Thanks for the reply. I was able to successfully install DFC in my Ubuntu WSL2 instance, but DFC refuses to recognize the existence of my GPU. I can run nvidia-smi in the WSL2 instance and confirm the Ubuntu sees the GPU, but I just can’t get DFC to do the same. I would love some more pointers, thank you!

I would like to wake this thread up again. I have to say that I am very disappointed with the state of the Hailo DFC and Software Tooklit. I have foubd it impossible to get the non-Docker installations running, eirther under WSL or directly on Ubuntu (generally, the issues seem to be due to Pip incompatibilities). But that is not the focus of this post as I have now moved to Docker under Ubuntu 24.04.2 and I am seeing same GPU issues that were reported earlier in this thread and still remain unresolved after 3 months.
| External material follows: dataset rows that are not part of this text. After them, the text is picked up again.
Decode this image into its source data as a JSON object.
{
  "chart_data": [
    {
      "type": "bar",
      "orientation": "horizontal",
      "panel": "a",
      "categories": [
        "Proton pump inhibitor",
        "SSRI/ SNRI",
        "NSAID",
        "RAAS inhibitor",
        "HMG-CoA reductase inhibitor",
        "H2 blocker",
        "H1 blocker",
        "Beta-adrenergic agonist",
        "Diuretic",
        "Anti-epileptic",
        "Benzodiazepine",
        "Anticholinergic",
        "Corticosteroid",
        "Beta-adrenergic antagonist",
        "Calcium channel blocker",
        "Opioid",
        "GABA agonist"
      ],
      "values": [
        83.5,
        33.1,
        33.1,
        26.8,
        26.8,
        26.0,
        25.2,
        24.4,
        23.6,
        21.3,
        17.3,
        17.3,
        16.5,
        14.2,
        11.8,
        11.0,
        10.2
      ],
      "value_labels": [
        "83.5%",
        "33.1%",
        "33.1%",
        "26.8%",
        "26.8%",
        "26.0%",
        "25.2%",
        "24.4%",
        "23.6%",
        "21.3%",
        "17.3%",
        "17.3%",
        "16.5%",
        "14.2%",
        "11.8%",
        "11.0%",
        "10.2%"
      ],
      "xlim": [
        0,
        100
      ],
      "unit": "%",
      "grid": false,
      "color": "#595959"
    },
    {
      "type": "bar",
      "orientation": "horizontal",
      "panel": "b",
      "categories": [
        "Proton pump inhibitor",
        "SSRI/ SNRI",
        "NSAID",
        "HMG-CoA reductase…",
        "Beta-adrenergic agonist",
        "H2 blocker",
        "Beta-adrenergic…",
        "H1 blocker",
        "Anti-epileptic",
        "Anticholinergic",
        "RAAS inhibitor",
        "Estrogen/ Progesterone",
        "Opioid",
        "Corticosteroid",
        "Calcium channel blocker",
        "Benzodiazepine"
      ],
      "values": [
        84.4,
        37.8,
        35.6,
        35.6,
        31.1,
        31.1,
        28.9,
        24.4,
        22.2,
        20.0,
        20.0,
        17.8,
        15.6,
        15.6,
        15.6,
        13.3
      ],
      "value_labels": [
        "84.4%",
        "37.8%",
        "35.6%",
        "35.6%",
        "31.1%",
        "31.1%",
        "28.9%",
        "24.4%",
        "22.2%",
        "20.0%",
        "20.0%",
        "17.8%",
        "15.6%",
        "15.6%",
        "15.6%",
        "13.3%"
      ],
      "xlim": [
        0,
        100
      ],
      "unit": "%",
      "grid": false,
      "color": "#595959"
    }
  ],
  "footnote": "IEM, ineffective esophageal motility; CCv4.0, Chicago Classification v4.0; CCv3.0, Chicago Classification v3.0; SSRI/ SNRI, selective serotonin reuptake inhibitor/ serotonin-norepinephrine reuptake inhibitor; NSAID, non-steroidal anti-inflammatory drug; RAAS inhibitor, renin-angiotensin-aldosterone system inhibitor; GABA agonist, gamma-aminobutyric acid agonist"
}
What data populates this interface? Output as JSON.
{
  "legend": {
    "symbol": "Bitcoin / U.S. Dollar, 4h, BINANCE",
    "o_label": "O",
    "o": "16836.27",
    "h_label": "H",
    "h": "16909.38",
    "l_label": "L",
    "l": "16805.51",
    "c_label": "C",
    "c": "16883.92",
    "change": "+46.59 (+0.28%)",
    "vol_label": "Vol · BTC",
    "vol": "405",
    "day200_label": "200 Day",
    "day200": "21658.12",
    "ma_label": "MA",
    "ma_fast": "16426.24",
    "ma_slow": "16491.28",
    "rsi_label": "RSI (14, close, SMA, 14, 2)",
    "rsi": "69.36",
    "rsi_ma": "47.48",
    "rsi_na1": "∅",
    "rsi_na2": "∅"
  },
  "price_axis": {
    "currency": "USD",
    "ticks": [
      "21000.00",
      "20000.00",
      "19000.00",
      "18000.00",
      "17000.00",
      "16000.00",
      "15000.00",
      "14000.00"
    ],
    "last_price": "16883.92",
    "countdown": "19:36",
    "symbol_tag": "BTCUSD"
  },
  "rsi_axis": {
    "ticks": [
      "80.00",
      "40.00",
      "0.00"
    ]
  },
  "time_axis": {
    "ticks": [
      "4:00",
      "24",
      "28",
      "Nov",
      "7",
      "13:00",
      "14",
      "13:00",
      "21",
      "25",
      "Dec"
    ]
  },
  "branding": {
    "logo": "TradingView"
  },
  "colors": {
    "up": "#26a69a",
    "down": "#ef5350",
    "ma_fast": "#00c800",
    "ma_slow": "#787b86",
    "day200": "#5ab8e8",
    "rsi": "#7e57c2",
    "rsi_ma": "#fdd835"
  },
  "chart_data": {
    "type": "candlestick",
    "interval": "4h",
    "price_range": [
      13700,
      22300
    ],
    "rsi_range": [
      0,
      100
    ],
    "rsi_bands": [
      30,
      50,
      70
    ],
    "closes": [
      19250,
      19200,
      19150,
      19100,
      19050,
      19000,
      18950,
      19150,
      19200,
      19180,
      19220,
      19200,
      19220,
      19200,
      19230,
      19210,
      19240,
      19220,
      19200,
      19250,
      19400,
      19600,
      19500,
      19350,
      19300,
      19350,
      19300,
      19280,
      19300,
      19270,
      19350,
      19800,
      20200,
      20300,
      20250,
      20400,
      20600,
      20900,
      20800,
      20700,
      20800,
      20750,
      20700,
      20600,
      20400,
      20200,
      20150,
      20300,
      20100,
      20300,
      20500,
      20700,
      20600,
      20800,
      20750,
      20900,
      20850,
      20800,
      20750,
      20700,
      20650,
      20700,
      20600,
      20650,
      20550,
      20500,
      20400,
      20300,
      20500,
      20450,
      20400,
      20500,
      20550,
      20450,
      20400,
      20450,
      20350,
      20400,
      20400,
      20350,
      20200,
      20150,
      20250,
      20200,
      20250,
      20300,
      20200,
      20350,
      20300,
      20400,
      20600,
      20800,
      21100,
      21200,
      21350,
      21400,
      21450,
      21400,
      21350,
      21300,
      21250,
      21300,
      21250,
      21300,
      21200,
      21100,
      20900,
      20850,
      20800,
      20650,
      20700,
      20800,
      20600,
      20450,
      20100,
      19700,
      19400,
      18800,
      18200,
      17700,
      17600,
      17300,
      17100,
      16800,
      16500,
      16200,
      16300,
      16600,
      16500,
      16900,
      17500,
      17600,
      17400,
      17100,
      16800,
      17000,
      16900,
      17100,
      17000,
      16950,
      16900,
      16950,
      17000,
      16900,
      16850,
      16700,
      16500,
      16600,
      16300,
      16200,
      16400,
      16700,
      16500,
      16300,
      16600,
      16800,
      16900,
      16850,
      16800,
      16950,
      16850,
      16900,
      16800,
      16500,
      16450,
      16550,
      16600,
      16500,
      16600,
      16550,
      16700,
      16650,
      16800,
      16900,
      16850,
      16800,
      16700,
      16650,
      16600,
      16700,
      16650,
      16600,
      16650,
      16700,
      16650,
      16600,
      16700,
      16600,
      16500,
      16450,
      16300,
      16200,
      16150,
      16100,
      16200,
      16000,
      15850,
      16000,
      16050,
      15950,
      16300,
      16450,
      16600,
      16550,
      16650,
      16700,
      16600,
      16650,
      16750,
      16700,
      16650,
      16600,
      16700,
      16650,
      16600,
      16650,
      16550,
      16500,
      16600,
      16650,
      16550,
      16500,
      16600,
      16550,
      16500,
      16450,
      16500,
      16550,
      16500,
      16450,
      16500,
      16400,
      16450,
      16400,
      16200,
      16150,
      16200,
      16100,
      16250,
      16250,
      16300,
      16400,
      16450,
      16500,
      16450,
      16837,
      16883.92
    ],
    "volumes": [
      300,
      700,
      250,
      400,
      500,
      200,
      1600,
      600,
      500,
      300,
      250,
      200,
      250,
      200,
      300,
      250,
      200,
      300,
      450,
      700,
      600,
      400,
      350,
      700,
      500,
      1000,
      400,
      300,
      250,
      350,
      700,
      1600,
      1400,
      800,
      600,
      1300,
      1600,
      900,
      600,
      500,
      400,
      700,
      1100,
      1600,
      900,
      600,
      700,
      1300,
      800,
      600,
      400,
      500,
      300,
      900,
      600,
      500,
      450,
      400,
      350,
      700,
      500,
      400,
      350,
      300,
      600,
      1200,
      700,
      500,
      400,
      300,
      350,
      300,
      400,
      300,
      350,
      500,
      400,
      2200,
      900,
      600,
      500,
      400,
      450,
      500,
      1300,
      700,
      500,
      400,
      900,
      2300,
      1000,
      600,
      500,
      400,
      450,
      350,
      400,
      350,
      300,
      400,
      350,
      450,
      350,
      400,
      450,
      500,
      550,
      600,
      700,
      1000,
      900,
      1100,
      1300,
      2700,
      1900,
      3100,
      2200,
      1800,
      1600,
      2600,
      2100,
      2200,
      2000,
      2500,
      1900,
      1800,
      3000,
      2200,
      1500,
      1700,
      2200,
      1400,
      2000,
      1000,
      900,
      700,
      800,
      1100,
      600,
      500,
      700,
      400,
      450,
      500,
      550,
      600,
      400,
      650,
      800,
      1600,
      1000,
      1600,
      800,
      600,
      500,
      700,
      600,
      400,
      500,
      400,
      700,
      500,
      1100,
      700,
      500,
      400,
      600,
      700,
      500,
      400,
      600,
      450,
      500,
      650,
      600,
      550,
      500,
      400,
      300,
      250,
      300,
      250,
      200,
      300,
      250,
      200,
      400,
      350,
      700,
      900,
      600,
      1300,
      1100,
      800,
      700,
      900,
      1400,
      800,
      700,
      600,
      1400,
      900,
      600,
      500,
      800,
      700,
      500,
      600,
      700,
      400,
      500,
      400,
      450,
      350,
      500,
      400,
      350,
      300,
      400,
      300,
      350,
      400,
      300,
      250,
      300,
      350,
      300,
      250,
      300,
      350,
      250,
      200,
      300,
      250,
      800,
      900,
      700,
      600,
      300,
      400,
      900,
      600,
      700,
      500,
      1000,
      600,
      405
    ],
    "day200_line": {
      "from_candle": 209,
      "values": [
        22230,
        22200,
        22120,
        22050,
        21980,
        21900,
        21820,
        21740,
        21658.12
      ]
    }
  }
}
Installing nvidia-docker2 does not work with the current instructions. I guess that Nvidia have changed something in their Github repo. The command:

distribution=$(. /etc/os-release;echo $ID$VERSION_ID) \
&& curl -s -L https://nvidia.github.io/nvidia-docker/gpgkey | sudo apt-key add - \
&& curl -s -L \
https://nvidia.github.io/nvidia-docker/$distribution/nvidia-docker.list \
| sudo tee /etc/apt/sources.list.d/nvidia-docker.list

gives the following error message:

Warning: apt-key is deprecated. Manage keyring files in trusted.gpg.d instead (see apt-key(8)).
OK
# Unsupported distribution!
# Check https://nvidia.github.io/nvidia-docker

So even though my GPU is detected with nvidia-smi at version 550.120 it is not appearing within the container.

I have been trying to do something that should be fundamental - convert an ONNX file to HEF - for over two weeks now with no success and am getting frustrated. The folks at Hailo should really try to look at the state of the DFC documentation and bring it up to date ASAP. Without the ability to train custom models, the Hailo board for the RPi is little more than a toy.

I’m really sorry you’re running into this frustration. I completely understand how frustrating it can be when things don’t work as expected.

The Hailo AI Software Suite is officially supported on Ubuntu 20.04 and 22.04, as outlined in the User Guide. If you’re using a different OS version, you may encounter compatibility issues.

We plan to support Ubuntu 24 and deprecate support for Ubuntu 20 in one of the next versions.

Ok, thank you for the quick reply. I will install Ubuntu 22.04 to try again and report back.

Okay, I can confirm that with Ubuntu 22.04 I can now use nvidia-docker2 and I can see the GPU inside the Docker container. For others arriving here it is worth noting that:

  • The sudo apt-key command still gives a deprecation warning but the rest of the commands go through successfully.
  • The documentation says to use Docker 20.10.6 but this is no longer available in thwe archine. I used 20.10.13.
  • The docs say to use GPU driver 525 but the one I found was 535 and this seems to work okay.

Thanks for your help getting this sorted.